I hate to admit that I’m my own worst enemy, and will always put myself down even if there’s no reason to.
“I’m not good enough.”
“I’m a disappointment.”
“Everyone thinks that I’m annoying.”
“I’ll be fired over this little thing.”
I am also guilty of overgeneralization, emotional reasoning and jumping to conclusions. I could go back to my years of trauma for blame, but even though I’m in a much better place (and quite happy), I am conditioned to thinking negatively. It interferes with my self-esteem, confidence and performance.

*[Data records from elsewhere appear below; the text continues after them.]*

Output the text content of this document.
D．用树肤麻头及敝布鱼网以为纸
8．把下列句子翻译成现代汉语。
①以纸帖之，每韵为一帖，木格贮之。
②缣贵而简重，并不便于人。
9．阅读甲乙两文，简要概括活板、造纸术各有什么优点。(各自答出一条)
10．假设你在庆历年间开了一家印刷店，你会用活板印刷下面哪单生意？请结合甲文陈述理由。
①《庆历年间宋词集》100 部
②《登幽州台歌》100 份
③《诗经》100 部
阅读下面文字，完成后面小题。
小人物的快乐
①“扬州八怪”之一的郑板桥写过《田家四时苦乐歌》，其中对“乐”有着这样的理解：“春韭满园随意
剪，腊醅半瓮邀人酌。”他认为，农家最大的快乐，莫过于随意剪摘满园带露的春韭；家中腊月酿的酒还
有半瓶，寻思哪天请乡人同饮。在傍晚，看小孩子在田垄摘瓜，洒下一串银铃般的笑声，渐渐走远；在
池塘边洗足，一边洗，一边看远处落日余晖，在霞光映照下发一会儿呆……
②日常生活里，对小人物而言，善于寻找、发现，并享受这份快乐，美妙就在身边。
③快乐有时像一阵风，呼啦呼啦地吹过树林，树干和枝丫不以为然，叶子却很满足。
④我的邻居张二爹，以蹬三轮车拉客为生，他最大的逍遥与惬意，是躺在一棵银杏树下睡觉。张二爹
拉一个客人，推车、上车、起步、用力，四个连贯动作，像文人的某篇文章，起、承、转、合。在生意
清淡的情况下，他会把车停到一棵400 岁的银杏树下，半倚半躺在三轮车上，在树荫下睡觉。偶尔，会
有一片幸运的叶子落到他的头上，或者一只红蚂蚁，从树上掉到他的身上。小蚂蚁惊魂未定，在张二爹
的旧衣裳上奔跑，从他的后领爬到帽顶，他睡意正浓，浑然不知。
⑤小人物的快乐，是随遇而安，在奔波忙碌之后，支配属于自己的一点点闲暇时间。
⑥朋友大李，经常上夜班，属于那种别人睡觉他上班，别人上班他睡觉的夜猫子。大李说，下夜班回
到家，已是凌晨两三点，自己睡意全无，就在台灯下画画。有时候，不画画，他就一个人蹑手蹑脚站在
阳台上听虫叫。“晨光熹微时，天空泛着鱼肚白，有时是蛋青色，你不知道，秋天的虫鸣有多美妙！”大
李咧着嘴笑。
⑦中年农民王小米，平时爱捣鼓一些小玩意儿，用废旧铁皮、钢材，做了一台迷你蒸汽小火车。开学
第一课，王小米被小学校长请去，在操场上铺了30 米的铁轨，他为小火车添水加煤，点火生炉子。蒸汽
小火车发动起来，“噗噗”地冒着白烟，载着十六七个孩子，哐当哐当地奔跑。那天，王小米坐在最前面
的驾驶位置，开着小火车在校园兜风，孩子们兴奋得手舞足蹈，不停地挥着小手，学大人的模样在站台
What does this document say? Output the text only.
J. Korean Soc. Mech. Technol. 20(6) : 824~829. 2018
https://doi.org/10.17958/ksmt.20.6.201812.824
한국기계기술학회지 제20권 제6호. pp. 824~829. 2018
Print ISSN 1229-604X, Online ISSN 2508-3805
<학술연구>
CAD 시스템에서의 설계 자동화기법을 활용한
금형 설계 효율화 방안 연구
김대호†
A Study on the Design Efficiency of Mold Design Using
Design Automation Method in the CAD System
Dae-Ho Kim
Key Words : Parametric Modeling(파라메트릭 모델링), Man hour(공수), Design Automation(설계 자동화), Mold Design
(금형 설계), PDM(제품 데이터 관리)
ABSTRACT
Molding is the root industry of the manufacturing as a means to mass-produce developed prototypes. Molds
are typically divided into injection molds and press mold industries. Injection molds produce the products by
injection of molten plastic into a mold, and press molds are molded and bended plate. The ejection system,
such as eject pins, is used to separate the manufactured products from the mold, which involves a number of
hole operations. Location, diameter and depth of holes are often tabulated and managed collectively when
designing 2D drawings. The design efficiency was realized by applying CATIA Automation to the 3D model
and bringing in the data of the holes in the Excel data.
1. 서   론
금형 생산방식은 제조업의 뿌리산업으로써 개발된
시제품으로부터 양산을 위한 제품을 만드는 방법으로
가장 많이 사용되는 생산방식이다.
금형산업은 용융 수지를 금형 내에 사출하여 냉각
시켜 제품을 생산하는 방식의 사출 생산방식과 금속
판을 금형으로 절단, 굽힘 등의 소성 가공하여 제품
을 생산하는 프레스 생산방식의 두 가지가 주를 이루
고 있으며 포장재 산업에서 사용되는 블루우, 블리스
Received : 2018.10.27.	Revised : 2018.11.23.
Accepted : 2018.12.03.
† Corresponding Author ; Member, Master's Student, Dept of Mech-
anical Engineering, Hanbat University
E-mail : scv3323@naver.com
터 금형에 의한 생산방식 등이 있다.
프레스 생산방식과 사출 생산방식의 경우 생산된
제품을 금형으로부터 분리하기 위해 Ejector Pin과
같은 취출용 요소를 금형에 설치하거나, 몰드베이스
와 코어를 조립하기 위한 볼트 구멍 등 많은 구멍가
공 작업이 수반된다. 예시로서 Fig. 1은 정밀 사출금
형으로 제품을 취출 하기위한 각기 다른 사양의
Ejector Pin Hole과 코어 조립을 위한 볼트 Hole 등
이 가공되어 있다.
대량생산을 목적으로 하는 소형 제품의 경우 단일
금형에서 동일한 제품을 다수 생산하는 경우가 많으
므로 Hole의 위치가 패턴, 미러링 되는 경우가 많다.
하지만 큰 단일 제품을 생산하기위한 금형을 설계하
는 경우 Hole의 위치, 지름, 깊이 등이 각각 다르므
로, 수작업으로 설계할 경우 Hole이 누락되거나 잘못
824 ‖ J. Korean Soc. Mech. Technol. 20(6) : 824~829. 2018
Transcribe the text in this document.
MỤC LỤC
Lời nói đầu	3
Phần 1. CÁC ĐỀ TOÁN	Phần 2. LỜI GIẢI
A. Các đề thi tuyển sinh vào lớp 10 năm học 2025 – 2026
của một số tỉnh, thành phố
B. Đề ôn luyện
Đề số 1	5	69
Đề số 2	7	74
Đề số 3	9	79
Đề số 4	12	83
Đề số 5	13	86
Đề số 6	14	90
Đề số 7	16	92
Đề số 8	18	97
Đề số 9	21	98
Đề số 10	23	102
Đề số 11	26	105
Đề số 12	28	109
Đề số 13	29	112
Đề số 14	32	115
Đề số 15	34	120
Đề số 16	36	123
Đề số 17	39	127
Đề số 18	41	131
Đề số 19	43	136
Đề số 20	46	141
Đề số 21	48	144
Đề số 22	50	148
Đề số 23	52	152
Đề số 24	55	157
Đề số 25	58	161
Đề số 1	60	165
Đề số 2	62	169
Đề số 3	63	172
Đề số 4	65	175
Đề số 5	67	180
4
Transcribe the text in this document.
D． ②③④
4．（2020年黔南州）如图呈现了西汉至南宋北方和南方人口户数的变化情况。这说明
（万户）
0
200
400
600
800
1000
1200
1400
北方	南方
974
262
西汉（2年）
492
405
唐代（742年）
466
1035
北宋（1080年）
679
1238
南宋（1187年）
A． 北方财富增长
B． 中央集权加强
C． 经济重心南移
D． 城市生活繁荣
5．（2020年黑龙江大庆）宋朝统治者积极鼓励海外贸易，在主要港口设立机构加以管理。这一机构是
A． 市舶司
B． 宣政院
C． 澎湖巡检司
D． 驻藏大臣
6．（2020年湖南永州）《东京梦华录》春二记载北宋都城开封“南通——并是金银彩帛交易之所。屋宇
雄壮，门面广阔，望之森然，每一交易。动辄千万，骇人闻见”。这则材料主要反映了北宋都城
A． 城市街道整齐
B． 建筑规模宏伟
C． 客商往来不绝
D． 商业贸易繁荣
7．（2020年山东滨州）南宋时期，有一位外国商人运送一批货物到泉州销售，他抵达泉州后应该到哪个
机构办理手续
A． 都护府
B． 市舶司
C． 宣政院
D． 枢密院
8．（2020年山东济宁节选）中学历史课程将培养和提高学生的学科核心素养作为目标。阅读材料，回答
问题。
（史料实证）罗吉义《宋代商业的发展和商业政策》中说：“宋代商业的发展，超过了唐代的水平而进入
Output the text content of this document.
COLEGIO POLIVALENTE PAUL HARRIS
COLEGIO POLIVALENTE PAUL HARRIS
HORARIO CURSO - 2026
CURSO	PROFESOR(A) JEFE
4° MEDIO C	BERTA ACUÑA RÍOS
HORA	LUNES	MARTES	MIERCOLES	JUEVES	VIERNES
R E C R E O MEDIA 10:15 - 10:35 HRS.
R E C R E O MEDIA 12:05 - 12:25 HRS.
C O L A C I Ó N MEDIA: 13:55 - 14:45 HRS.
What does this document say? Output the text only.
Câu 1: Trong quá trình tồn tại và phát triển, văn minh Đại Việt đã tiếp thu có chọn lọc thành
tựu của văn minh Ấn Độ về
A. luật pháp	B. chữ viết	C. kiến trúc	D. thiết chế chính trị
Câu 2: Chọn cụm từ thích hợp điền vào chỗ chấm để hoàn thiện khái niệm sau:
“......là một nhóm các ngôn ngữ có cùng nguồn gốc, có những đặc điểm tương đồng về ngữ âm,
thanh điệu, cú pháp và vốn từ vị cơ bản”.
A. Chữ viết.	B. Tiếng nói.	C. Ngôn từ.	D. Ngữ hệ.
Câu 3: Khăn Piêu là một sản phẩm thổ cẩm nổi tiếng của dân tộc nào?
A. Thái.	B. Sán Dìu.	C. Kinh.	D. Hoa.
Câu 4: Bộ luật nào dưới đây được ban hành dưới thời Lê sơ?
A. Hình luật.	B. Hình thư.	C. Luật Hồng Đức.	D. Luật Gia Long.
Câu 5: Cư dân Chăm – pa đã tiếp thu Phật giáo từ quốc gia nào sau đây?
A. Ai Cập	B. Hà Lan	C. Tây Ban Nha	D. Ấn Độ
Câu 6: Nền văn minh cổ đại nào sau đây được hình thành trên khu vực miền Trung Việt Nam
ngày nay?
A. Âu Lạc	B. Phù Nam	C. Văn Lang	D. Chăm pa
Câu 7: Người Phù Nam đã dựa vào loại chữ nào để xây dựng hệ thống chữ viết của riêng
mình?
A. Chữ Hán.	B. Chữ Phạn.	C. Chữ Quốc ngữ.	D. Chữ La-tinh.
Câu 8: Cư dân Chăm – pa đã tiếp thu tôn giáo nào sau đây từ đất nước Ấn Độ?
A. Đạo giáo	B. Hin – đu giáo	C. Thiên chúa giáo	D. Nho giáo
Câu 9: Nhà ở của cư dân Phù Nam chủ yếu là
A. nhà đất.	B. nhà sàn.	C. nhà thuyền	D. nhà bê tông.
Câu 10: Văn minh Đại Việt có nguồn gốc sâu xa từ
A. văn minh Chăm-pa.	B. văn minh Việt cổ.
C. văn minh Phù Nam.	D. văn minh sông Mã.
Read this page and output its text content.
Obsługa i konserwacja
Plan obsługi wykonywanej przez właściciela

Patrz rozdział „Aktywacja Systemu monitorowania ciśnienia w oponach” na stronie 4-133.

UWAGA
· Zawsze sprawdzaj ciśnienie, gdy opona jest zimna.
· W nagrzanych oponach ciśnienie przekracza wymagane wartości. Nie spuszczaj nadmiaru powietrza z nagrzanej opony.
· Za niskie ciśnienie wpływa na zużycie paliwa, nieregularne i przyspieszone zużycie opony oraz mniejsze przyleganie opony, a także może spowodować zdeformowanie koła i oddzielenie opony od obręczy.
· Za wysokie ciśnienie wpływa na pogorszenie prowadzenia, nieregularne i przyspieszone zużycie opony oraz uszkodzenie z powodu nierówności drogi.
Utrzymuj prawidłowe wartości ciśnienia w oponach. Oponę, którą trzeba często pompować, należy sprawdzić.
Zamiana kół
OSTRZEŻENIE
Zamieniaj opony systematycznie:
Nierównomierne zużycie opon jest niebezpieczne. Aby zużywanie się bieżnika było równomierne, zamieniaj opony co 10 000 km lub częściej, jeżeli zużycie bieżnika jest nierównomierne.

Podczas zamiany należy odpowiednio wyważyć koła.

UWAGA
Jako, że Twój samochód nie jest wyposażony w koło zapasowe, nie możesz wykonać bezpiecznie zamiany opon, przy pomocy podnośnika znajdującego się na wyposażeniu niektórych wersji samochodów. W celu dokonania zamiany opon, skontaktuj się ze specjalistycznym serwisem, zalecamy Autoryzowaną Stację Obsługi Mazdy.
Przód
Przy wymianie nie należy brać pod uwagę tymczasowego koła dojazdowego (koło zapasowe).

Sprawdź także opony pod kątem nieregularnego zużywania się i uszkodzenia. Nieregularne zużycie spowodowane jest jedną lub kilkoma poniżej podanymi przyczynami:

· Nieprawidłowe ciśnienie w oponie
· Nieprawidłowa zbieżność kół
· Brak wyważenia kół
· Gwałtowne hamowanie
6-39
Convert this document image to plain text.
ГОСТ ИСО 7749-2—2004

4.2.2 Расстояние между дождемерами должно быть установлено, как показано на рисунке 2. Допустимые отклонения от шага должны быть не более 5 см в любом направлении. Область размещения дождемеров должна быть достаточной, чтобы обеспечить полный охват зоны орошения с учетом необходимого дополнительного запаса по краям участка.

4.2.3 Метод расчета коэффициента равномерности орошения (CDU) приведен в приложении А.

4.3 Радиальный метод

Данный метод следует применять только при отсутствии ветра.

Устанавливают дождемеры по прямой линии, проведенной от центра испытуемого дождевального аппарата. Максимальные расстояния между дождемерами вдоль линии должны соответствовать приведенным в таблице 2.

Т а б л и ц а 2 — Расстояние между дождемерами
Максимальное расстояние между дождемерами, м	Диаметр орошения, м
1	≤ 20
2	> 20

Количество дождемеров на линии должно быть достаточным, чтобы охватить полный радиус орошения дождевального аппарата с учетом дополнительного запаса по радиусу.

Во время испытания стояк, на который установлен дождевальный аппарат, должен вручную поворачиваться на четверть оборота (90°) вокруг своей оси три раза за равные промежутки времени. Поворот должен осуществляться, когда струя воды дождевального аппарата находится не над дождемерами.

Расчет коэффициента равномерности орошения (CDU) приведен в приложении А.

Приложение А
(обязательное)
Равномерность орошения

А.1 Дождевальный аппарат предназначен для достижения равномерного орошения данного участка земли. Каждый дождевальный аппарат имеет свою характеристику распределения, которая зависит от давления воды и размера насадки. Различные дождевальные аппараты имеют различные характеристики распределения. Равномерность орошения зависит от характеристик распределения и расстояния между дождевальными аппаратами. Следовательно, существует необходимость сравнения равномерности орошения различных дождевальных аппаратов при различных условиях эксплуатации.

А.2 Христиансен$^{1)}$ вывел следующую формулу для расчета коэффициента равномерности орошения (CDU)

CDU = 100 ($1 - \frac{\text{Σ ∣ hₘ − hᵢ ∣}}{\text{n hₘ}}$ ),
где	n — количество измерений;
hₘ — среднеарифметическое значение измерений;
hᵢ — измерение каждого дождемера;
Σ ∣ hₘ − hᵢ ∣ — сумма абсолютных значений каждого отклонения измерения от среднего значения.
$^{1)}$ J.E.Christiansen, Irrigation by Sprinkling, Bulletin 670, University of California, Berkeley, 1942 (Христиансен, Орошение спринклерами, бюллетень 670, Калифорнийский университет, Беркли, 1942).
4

It’s been hard to change my way of thinking since it affects almost every aspect of my life,
An example: I’m always nervous and scared when it comes to my work evaluations. When my boss compliments me, I am still utterly anxious because I feel that he is noticing my work. Why am I anxious? Because there’s a possibility that he may find a mistake, fire me and I won’t be able to get another job.
I jump to the worst conclusions and don’t even take the genuine compliment to heart.
My automatic thought was a quick and strong reaction that comes through words, images or memories. To help identify my automatic thought, I need to take a step back and figure out why I am currently feeling this way.
What are some questions to help identify automatic thoughts?
- What was going through my mind just before I started to feel this way? Was I anxious previous to this?
- What images or memories do I have in this situation? Have I been fired before?
- What does this mean about me? My life?
- What am I afraid might happen?
- What is the worst that COULD happen?
- What does this mean about how the other person(s) feel(s)/think(s) about me?
- What does this mean about the other people in general?
- Did I break the rules, hurt others, or not do something I should have done? What do I think about myself that I did this or believe I did this?
Some of these questions won’t apply to you, and that’s ok. This is a general guideline on identifying your thoughts associated with your distress. These are here to help you understand your emotional reaction/moods. Different moods can be related to your situation: Depression, Anxiety, Anger, Guilt or Shame.
In my example above, I’m anxious.
My therapist would ask me to associate a percentage towards my mood; I would say that I’m 80% nervous and 90% anxious.
It took me years to figure out how to re-wire my brain, but I am pleased to confirm that I can now stop mid anxious thought to bring down those percentages to at least 40% (Any number lower than 90% is a win in my book!)
Sometimes though, I will still focus on one negative detail of an interaction instead of seeing the whole picture. I feel like most people are guilty of thinking this way – and I’m just here to say that it’s ok! The point is as long as you recognize what you’re doing, you’re one step closer to changing your automatic thoughts. This isn’t something that you can fix overnight. This requires a committed effort to change.
Now when I go into a performance review, I am still a little nervous, but I do accept a compliment even though I am red in the face. I’ve tried to change my perspective as well as trying to visualize the situation beforehand. Preparation has usually helped; when I feel in control of my words, I feel as if I’m being heard not only from others but from my inner voice.